Monday, May 23, 2011

Black Eyed Pea Ragout, Cornbread Drop Biscuits, Roasted Tomato Remoulade

This black eyed pea ragout is cooked in the same manner risotto is cooked; small amounts of broth added throughout the cooking process to result in an incredibly creamy dish. I used chard because I had leaves left over from pickling the stems earlier in the week. Any greens like collards or kale would work.

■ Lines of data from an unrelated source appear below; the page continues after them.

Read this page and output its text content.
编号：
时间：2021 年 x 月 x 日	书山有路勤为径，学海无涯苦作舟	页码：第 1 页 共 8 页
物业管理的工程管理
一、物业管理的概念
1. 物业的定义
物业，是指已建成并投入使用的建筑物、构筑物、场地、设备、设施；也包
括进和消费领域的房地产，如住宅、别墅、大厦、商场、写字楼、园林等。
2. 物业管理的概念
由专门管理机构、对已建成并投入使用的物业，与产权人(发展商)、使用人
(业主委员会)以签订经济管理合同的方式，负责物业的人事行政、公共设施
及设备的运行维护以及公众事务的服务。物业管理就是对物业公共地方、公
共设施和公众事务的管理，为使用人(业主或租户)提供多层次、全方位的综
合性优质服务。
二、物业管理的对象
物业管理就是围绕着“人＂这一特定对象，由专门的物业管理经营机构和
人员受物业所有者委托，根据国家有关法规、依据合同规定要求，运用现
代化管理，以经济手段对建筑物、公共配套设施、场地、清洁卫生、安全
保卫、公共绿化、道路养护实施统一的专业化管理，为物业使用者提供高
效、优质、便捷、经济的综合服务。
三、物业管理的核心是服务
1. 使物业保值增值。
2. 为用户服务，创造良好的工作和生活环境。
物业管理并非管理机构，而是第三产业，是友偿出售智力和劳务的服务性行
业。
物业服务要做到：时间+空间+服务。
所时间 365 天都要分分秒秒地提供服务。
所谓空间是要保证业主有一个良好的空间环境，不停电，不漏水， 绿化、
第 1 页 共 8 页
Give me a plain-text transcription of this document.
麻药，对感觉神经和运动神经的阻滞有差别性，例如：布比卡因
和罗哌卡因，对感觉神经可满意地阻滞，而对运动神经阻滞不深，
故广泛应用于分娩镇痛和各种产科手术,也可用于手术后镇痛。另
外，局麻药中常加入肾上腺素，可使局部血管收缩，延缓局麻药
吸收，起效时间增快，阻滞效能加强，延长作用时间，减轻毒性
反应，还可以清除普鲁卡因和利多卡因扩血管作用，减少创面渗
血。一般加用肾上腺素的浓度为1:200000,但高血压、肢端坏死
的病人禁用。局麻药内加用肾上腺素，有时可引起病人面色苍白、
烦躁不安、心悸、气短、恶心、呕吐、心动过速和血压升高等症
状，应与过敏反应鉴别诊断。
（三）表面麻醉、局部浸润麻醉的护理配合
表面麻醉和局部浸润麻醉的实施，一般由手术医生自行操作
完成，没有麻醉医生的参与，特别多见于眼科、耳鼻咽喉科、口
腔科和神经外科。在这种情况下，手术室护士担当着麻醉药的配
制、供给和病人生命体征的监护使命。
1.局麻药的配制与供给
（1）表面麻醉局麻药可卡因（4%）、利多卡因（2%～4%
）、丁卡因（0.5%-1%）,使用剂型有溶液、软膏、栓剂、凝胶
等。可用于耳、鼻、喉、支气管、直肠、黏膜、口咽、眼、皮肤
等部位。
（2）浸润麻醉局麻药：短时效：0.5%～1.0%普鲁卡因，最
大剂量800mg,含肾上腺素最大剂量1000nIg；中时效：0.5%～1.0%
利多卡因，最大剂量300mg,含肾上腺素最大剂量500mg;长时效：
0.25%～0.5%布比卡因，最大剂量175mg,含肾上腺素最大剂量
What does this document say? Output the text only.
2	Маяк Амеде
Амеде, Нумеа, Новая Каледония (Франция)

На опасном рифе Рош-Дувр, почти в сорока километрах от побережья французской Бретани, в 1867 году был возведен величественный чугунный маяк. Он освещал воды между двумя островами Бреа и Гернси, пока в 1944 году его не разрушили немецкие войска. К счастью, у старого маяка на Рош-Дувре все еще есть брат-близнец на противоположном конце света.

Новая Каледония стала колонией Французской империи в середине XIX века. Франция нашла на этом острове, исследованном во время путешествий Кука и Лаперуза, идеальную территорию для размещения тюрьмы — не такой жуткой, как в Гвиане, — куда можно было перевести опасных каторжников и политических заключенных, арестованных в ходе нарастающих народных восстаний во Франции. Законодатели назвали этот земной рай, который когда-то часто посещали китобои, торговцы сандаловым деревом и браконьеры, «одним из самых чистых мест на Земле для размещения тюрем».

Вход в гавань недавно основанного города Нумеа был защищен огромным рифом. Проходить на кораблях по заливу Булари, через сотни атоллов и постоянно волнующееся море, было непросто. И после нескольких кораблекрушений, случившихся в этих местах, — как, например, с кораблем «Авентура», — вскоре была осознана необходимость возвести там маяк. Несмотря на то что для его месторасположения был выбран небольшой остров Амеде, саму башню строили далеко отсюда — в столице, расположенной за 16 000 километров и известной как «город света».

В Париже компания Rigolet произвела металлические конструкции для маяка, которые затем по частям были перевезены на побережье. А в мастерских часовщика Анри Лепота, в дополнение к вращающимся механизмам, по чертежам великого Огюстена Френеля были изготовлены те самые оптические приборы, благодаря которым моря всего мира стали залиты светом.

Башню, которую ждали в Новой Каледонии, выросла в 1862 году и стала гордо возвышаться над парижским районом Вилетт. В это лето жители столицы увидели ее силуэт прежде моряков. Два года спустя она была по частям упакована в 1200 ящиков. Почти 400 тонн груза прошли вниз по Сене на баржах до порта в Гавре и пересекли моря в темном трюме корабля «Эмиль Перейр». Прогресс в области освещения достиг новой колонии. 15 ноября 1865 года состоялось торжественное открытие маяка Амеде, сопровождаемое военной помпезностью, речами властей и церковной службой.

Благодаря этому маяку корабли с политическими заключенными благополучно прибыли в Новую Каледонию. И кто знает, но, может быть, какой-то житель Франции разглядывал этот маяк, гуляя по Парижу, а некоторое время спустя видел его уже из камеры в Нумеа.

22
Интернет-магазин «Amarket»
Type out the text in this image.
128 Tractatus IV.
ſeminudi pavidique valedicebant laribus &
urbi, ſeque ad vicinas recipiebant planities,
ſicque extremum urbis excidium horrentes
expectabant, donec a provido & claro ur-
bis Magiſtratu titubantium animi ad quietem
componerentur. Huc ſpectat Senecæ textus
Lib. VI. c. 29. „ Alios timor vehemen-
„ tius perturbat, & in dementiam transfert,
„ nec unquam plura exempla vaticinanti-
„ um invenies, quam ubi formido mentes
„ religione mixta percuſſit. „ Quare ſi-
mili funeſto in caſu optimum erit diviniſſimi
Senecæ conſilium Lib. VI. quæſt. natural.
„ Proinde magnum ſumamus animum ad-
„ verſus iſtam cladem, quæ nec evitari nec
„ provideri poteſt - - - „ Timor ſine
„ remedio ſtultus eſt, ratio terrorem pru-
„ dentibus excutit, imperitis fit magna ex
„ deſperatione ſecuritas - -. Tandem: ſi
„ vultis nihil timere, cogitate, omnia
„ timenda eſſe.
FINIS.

Creamy black eyed peas, chard, crisp sausage and spices slow simmered in vegetable broth until thick and flavorful, served with tender cornbread-chive biscuits with roasted tomato dipping sauce.

Black Eyed Pea Ragout
2 tbl extra virgin olive oil
1 small vidalia onion, small dice
1/2 tsp sea salt
3 garlic cloves, minced
2-15 oz cans black eyed peas, drained and rinsed
1 tsp dried thyme
1 tsp chili powder
1 tsp creole seasoning
1 tsp hot sauce
4 cups vegetable broth
1 head swiss chard greens, stems removed, roughly chopped
juice of 1/2 lemon
1 tsp canola oil
1 Tofurkey kielbasa sausage, small dice
2 tbl fresh chopped parsley

In a dutch oven or large pot heat the olive oil and saute the onions over medium heat until soft and translucent,5 minutes. Season with salt and add the garlic. Toast for 3 minutes until fragrant. Add beans, thyme, chili powder, creole seasoning, hot sauce and 1 cup of vegetable broth. Bring to a boil and cook until the broth has mostly evaporated, 10 minutes. Add another cup of broth and boil until evaporated, 10 minutes. Add the third cup of broth and continue to boil until evaporated. When you are ready for your last cup, add the chard, lemon juice and remaining broth. Cook for 5-7 minutes until the mixture is thick but not dry. Taste and season.
In a small saute pan, crisp the sausage until browned. Serve on top of the ragout with parsley.

Cornbread Drop Biscuits
3/4 cup whole wheat pastry flour
3/4 cup ap flour
1/2 cup medium grind cornmeal
2 tbl organic cane sugar
1/2 tsp sea salt
1/2 tsp baking soda
2 tsp baking powder
6 tbl room temperature coconut oil, in small chunks
2 tbl maple syrup
1 tbl apple cider vinegar
3/4 cup coconut milk
3 tbl minced fresh chives

Preheat the oven to 425. Line a baking sheet with parchment and grease with cooking spray.
In a large bowl combine the flours, cornmeal, sugar, salt, baking powder and baking soda. Stir to combine. Add the coconut oil and cut into the flour into pea-sized pieces. Add the maple syrup, vinegar and coconut milk. Use your hands to lightly mix together. Add the chives. Mix until just combined then spoon large balls of dough onto the baking sheet. Bake for 15-20 minutes until lightly browned and baked through.

Roasted Tomato Remoulade
3 tomatoes, seeded, quartered
1 tbl extra virgin olive oil
2 tsp paprika
1 tsp cayenne pepper
salt and black pepper
1 cup veganaise
2 tbl fresh chopped parsley
juice of 1/2 lemon
1 tbl vegan worcestershire sauce
1 clove garlic
1 tbl dijon mustard

Preheat the oven to 450. Toss tomatoes with oil, paprika, cayenne, salt and black pepper. Roast on a baking sheet for 20 minutes. Cool.
In a food processor, combine the cooled tomatoes and remaining ingredients in a food processor. Blend until smooth. Taste and season. Chill for at least one hour allow flavors to meld and thicken.